BRIDGE FOUR!
If you write stories set in worlds radically different from our own, reading Sanderson is a professional obligation. Roshar doesn't feel invented — it feels discovered.
Just a heads-up: I'm not great at keeping things short, and you'll see why.
I'll start with what matters most: the worldbuilding. The Way of Kings is one of those rare works where the setting isn't the backdrop to the story, it is the story. Roshar isn't an appendix at the back of the book, it isn't a decorative map. It is an ecosystem that Sanderson built with the care of a biologist and the vision of a geologist. The highstorms, cyclical tempests that lash the continent from east to west, determine everything: architecture, botany, culture, warfare, and religion. Every plant retracts when you touch it. Every city is built against rock formations for shelter. There isn't a single detail in this world that exists for beauty alone. Everything has a function, and every function has consequences.
It is the kind of worldbuilding that makes you stop reading to think. Not because it is confusing, but because it is so dense with implications that your brain needs time to digest. I spent more time thinking about how Kaladin's lashings worked than about the plot itself, and that is not a criticism, it is a compliment.
The surgebinding system is what you would expect from Sanderson: regulated, consistent, with clear limitations. The relationship between Kaladin and Syl adds something I did not find in Mistborn, an emotional dimension. The magic is relational! It works because Kaladin keeps his oaths. When he wavers, the magic wavers. It is a choice that ties the hard system to the character's growth!

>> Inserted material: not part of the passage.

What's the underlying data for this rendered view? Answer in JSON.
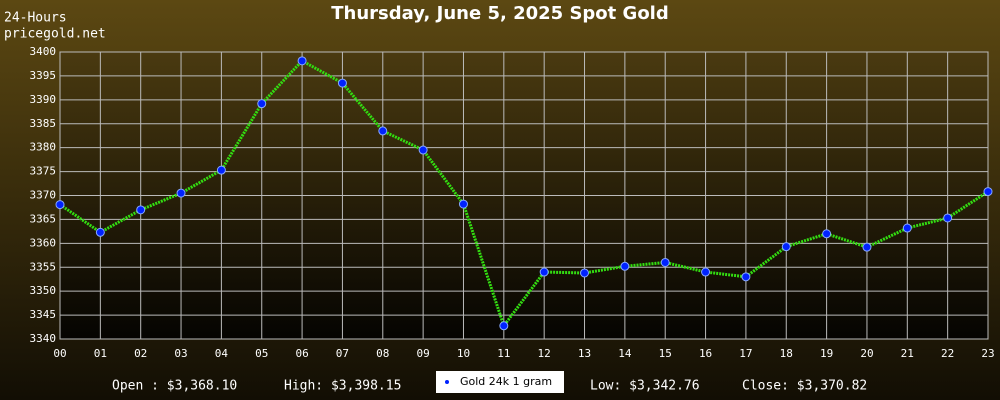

Kaladin is a painful protagonist: every time he tries to do the right thing, the world takes something away from him. Sanderson is in no rush. He takes the time to make you feel the weight of every bridge (BRIDGE FOUR!) Kaladin carries into battle, and when the turning point arrives, you feel it in your bones. The flashbacks to his youth, his descent into slavery, and his slow rise as leader of the bridgemen (BRIDGE FOUR!) are all calibrated with almost surgical precision.
A thousand pages is a lot, and it would be dishonest not to say that the book struggles with pacing. There are stretches, particularly in the middle, where Dalinar's political scenes drag, and some of Shallan's chapters function more as setup than narrative. Shallan herself starts as what seems like a naive intellectual searching for a mentor. Then her storyline reveals something far more complex, especially through her relationship with Jasnah Kholin. It is a masterclass in intellectual tension between two women who respect and manipulate each other in equal measure.

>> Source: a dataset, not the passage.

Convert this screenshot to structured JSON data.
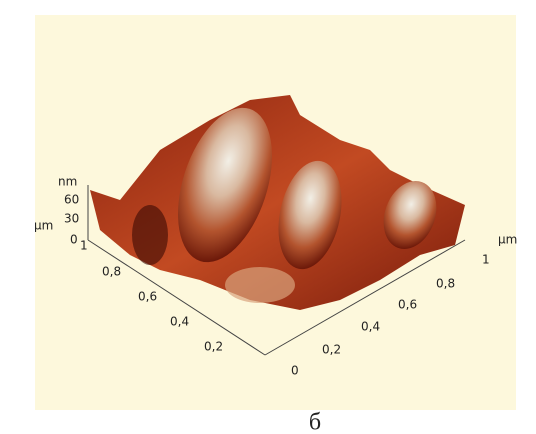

Dalinar, the aging soldier who believes in codes of honor in a world that has abandoned them, carries the book's moral weight. His visions during the highstorms are among the most evocative scenes I have read in any fantasy. They are unsettling in their ambiguity, leaving you wondering for hundreds of pages whether he is going mad or receiving a revelation.

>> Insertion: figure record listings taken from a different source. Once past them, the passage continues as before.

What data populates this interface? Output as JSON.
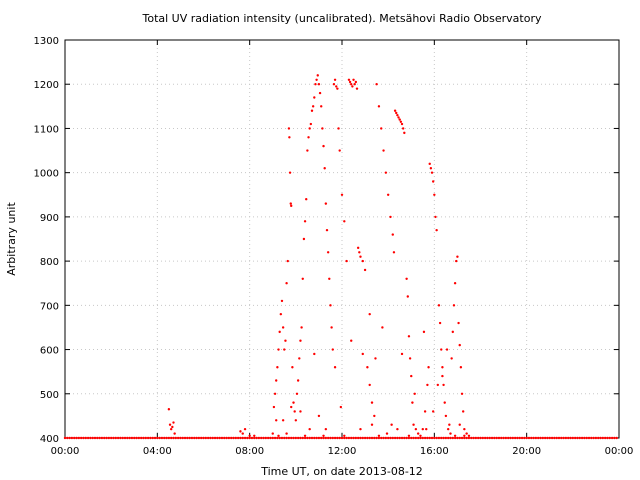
{
  "chart_data": {
    "type": "scatter",
    "title": "Total UV radiation intensity (uncalibrated). Metsähovi Radio Observatory",
    "xlabel": "Time UT, on date 2013-08-12",
    "ylabel": "Arbitrary unit",
    "xlim": [
      0,
      24
    ],
    "ylim": [
      400,
      1300
    ],
    "x_ticks": [
      0,
      4,
      8,
      12,
      16,
      20,
      24
    ],
    "x_tick_labels": [
      "00:00",
      "04:00",
      "08:00",
      "12:00",
      "16:00",
      "20:00",
      "00:00"
    ],
    "y_ticks": [
      400,
      500,
      600,
      700,
      800,
      900,
      1000,
      1100,
      1200,
      1300
    ],
    "y_tick_labels": [
      "400",
      "500",
      "600",
      "700",
      "800",
      "900",
      "1000",
      "1100",
      "1200",
      "1300"
    ],
    "grid": true,
    "marker_color": "#ff0000",
    "series": [
      {
        "values": [
          [
            4.5,
            465
          ],
          [
            4.55,
            430
          ],
          [
            4.6,
            420
          ],
          [
            4.65,
            425
          ],
          [
            4.7,
            435
          ],
          [
            4.75,
            410
          ],
          [
            7.6,
            415
          ],
          [
            7.7,
            410
          ],
          [
            7.8,
            420
          ],
          [
            8.0,
            405
          ],
          [
            8.2,
            405
          ],
          [
            9.0,
            410
          ],
          [
            9.05,
            470
          ],
          [
            9.1,
            500
          ],
          [
            9.15,
            530
          ],
          [
            9.2,
            560
          ],
          [
            9.25,
            600
          ],
          [
            9.3,
            640
          ],
          [
            9.35,
            680
          ],
          [
            9.4,
            710
          ],
          [
            9.45,
            650
          ],
          [
            9.5,
            600
          ],
          [
            9.55,
            620
          ],
          [
            9.6,
            750
          ],
          [
            9.65,
            800
          ],
          [
            9.7,
            1100
          ],
          [
            9.72,
            1080
          ],
          [
            9.75,
            1000
          ],
          [
            9.78,
            930
          ],
          [
            9.8,
            925
          ],
          [
            9.85,
            560
          ],
          [
            9.9,
            480
          ],
          [
            9.95,
            460
          ],
          [
            10.0,
            440
          ],
          [
            10.05,
            500
          ],
          [
            10.1,
            530
          ],
          [
            10.15,
            580
          ],
          [
            10.2,
            620
          ],
          [
            10.25,
            650
          ],
          [
            10.3,
            760
          ],
          [
            10.35,
            850
          ],
          [
            10.4,
            890
          ],
          [
            10.45,
            940
          ],
          [
            10.5,
            1050
          ],
          [
            10.55,
            1080
          ],
          [
            10.6,
            1100
          ],
          [
            10.65,
            1110
          ],
          [
            10.7,
            1140
          ],
          [
            10.75,
            1150
          ],
          [
            10.8,
            1170
          ],
          [
            10.85,
            1200
          ],
          [
            10.9,
            1210
          ],
          [
            10.95,
            1220
          ],
          [
            11.0,
            1200
          ],
          [
            11.05,
            1180
          ],
          [
            11.1,
            1150
          ],
          [
            11.15,
            1100
          ],
          [
            11.2,
            1060
          ],
          [
            11.25,
            1010
          ],
          [
            11.3,
            930
          ],
          [
            11.35,
            870
          ],
          [
            11.4,
            820
          ],
          [
            11.45,
            760
          ],
          [
            11.5,
            700
          ],
          [
            11.55,
            650
          ],
          [
            11.6,
            600
          ],
          [
            11.65,
            1200
          ],
          [
            11.7,
            1210
          ],
          [
            11.75,
            1195
          ],
          [
            11.8,
            1190
          ],
          [
            11.85,
            1100
          ],
          [
            11.9,
            1050
          ],
          [
            12.0,
            950
          ],
          [
            12.1,
            890
          ],
          [
            12.2,
            800
          ],
          [
            12.3,
            1210
          ],
          [
            12.35,
            1205
          ],
          [
            12.4,
            1200
          ],
          [
            12.45,
            1195
          ],
          [
            12.5,
            1210
          ],
          [
            12.55,
            1200
          ],
          [
            12.6,
            1205
          ],
          [
            12.65,
            1190
          ],
          [
            12.7,
            830
          ],
          [
            12.75,
            820
          ],
          [
            12.8,
            810
          ],
          [
            12.9,
            800
          ],
          [
            13.0,
            780
          ],
          [
            13.1,
            560
          ],
          [
            13.2,
            520
          ],
          [
            13.3,
            480
          ],
          [
            13.4,
            450
          ],
          [
            13.5,
            1200
          ],
          [
            13.6,
            1150
          ],
          [
            13.7,
            1100
          ],
          [
            13.8,
            1050
          ],
          [
            13.9,
            1000
          ],
          [
            14.0,
            950
          ],
          [
            14.1,
            900
          ],
          [
            14.2,
            860
          ],
          [
            14.25,
            820
          ],
          [
            14.3,
            1140
          ],
          [
            14.35,
            1135
          ],
          [
            14.4,
            1130
          ],
          [
            14.45,
            1125
          ],
          [
            14.5,
            1120
          ],
          [
            14.55,
            1115
          ],
          [
            14.6,
            1110
          ],
          [
            14.65,
            1100
          ],
          [
            14.7,
            1090
          ],
          [
            14.8,
            760
          ],
          [
            14.85,
            720
          ],
          [
            14.9,
            630
          ],
          [
            14.95,
            580
          ],
          [
            15.0,
            540
          ],
          [
            15.05,
            480
          ],
          [
            15.1,
            430
          ],
          [
            15.2,
            420
          ],
          [
            15.3,
            410
          ],
          [
            15.4,
            405
          ],
          [
            15.5,
            420
          ],
          [
            15.6,
            460
          ],
          [
            15.7,
            520
          ],
          [
            15.75,
            560
          ],
          [
            15.8,
            1020
          ],
          [
            15.85,
            1010
          ],
          [
            15.9,
            1000
          ],
          [
            15.95,
            980
          ],
          [
            16.0,
            950
          ],
          [
            16.05,
            900
          ],
          [
            16.1,
            870
          ],
          [
            16.2,
            700
          ],
          [
            16.25,
            660
          ],
          [
            16.3,
            600
          ],
          [
            16.35,
            560
          ],
          [
            16.4,
            520
          ],
          [
            16.45,
            480
          ],
          [
            16.5,
            450
          ],
          [
            16.6,
            420
          ],
          [
            16.7,
            410
          ],
          [
            16.75,
            580
          ],
          [
            16.8,
            640
          ],
          [
            16.85,
            700
          ],
          [
            16.9,
            750
          ],
          [
            16.95,
            800
          ],
          [
            17.0,
            810
          ],
          [
            17.05,
            660
          ],
          [
            17.1,
            610
          ],
          [
            17.15,
            560
          ],
          [
            17.2,
            500
          ],
          [
            17.25,
            460
          ],
          [
            17.3,
            420
          ],
          [
            17.4,
            410
          ],
          [
            17.5,
            405
          ],
          [
            13.6,
            405
          ],
          [
            12.1,
            405
          ],
          [
            11.2,
            405
          ],
          [
            10.4,
            405
          ],
          [
            9.6,
            410
          ],
          [
            9.25,
            405
          ],
          [
            14.9,
            405
          ],
          [
            16.9,
            405
          ],
          [
            17.3,
            405
          ],
          [
            10.8,
            590
          ],
          [
            11.0,
            450
          ],
          [
            11.7,
            560
          ],
          [
            11.95,
            470
          ],
          [
            12.4,
            620
          ],
          [
            12.9,
            590
          ],
          [
            13.2,
            680
          ],
          [
            13.45,
            580
          ],
          [
            13.75,
            650
          ],
          [
            13.95,
            410
          ],
          [
            14.15,
            430
          ],
          [
            14.6,
            590
          ],
          [
            15.15,
            500
          ],
          [
            15.55,
            640
          ],
          [
            15.95,
            460
          ],
          [
            16.15,
            520
          ],
          [
            16.55,
            600
          ],
          [
            16.35,
            540
          ],
          [
            10.2,
            460
          ],
          [
            9.8,
            470
          ],
          [
            9.45,
            440
          ],
          [
            9.15,
            440
          ],
          [
            10.6,
            420
          ],
          [
            11.3,
            420
          ],
          [
            12.8,
            420
          ],
          [
            13.3,
            430
          ],
          [
            14.4,
            420
          ],
          [
            15.65,
            420
          ],
          [
            16.65,
            430
          ],
          [
            17.1,
            430
          ]
        ]
      }
    ]
  }
}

Sanderson is building something massive, and you know it, but sometimes you wish the construction site would move a little faster. The payoff, however, repays everything.
The Way of Kings is an imperfect book. It is long, sometimes slow, and demands a considerable investment of time. But Roshar does not feel invented, it feels discovered, and Sanderson takes you inside it with a dedication to detail that makes you forget you are reading fiction.
Last thing: I discovered Brandon Sanderson with this book and I fell in love, but I realize that recommending it to someone as a starting point is probably a misstep. It is too long and too much like the first book of an endless saga.
But hey, we know Sanderson: EVERYTHING is too long! Might as well start with something exceptional.
If, like me, you write stories set in worlds radically different from our own, reading Sanderson is a professional obligation.
Anyway, I would start a petition: "Let's cut Sanderson's books by a third!"